Studies on changing 'suicide lanes' near funding votePosted: Updated:
PHOENIX – The Phoenix City Council is slated to vote soon on studies related to the so-called “suicide lanes” on Seventh Avenue and Seventh Street.
Those two studies will look at installing left turns and flashing lights.
On Thursday, the council's Transportation, Infrastructure and Sustainability Subcommittee suggested spending about $64, 000 for the studies.
The goal is twofold. First, experts need figure out where along the two major street left turns should be placed, Second, it need to be determined if there is enough equipment and electricity in place to accommodate the flashing lights.
The studies should be complete in June.
Neither a time line for implementation nor a budget has been set for making the modifications to the the reverse lanes. The projected cost for the project is about $4 million.

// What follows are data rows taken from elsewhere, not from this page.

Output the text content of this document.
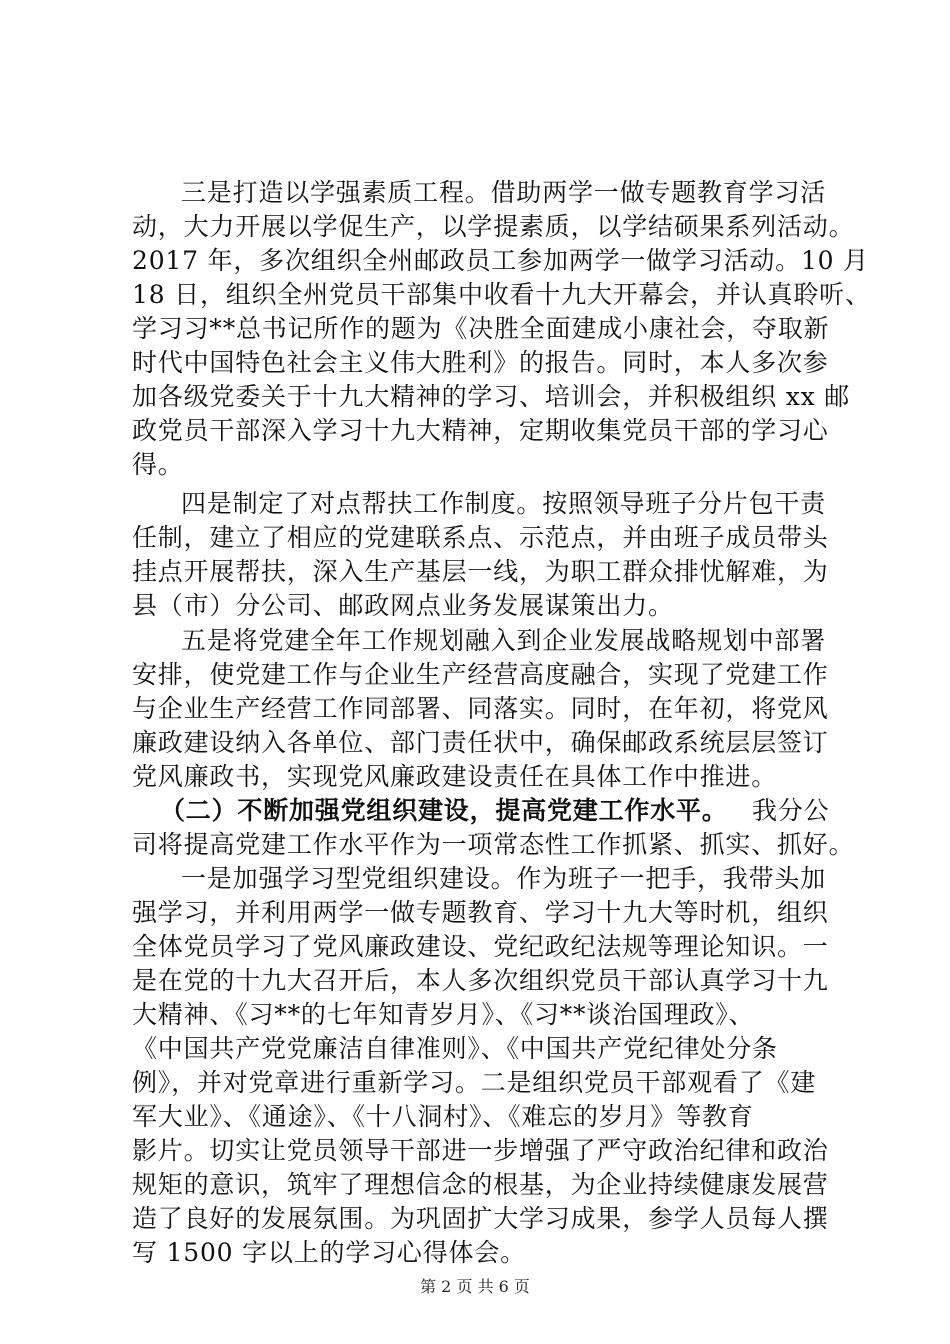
三是打造以学强素质工程。借助两学一做专题教育学习活
动，大力开展以学促生产，以学提素质，以学结硕果系列活动。
2017 年，多次组织全州邮政员工参加两学一做学习活动。10 月
18 日，组织全州党员干部集中收看十九大开幕会，并认真聆听、
学习习**总书记所作的题为《决胜全面建成小康社会，夺取新
时代中国特色社会主义伟大胜利》的报告。同时，本人多次参
加各级党委关于十九大精神的学习、培训会，并积极组织 xx 邮
政党员干部深入学习十九大精神，定期收集党员干部的学习心
得。
四是制定了对点帮扶工作制度。按照领导班子分片包干责
任制，建立了相应的党建联系点、示范点，并由班子成员带头
挂点开展帮扶，深入生产基层一线，为职工群众排忧解难，为
县（市）分公司、邮政网点业务发展谋策出力。
五是将党建全年工作规划融入到企业发展战略规划中部署
安排，使党建工作与企业生产经营高度融合，实现了党建工作
与企业生产经营工作同部署、同落实。同时，在年初，将党风
廉政建设纳入各单位、部门责任状中，确保邮政系统层层签订
党风廉政书，实现党风廉政建设责任在具体工作中推进。
（二）不断加强党组织建设，提高党建工作水平。 我分公
司将提高党建工作水平作为一项常态性工作抓紧、抓实、抓好。
一是加强学习型党组织建设。作为班子一把手，我带头加
强学习，并利用两学一做专题教育、学习十九大等时机，组织
全体党员学习了党风廉政建设、党纪政纪法规等理论知识。一
是在党的十九大召开后，本人多次组织党员干部认真学习十九
大精神、《习**的七年知青岁月》、《习**谈治国理政》、
《中国共产党党廉洁自律准则》、《中国共产党纪律处分条
例》，并对党章进行重新学习。二是组织党员干部观看了《建
军大业》、《通途》、《十八洞村》、《难忘的岁月》等教育
影片。切实让党员领导干部进一步增强了严守政治纪律和政治
规矩的意识，筑牢了理想信念的根基，为企业持续健康发展营
造了良好的发展氛围。为巩固扩大学习成果，参学人员每人撰
写 1500 字以上的学习心得体会。
第 2 页 共 6 页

The reverse lanes have been a source of controversy in Phoenix for years.
In December, the council votes to keep the lanes in place, but make some changes to improve safety. That’s where the left turns and the flashing signals come into play.
The reverse lanes run from McDowell Road to Northern Avenue on Seventh Avenue, and McDowell Road to Dunlap Avenue on Seventh Street. During rush hour, the middle lane, which is usually a traditional two-way left-turn lane, opens to through traffic. Monday-Friday between 6 a.m. and 9 a.m., the traffic flows south toward downtown; between 4 p.m. and 6 p.m., it flows north. During those times, left turns are banned at most intersections.
The reverse lanes, dubbed "suicide lanes," have been a contentious issue since they were introduced in 1979. The goal at the time -- years before the building of State Route 51 -- was to ease traffic into and out of downtown Phoenix.
North Valley commuters heading into downtown like the reverse lanes, but businesses and those who live along Seventh Avenue and Seventh Street are not fans. They say the limits on left turns keep people from patronizing businesses and create dangerous cut-through traffic in residential areas.
A full vote on whether to go ahead with the proposed studies is expected in less than two weeks.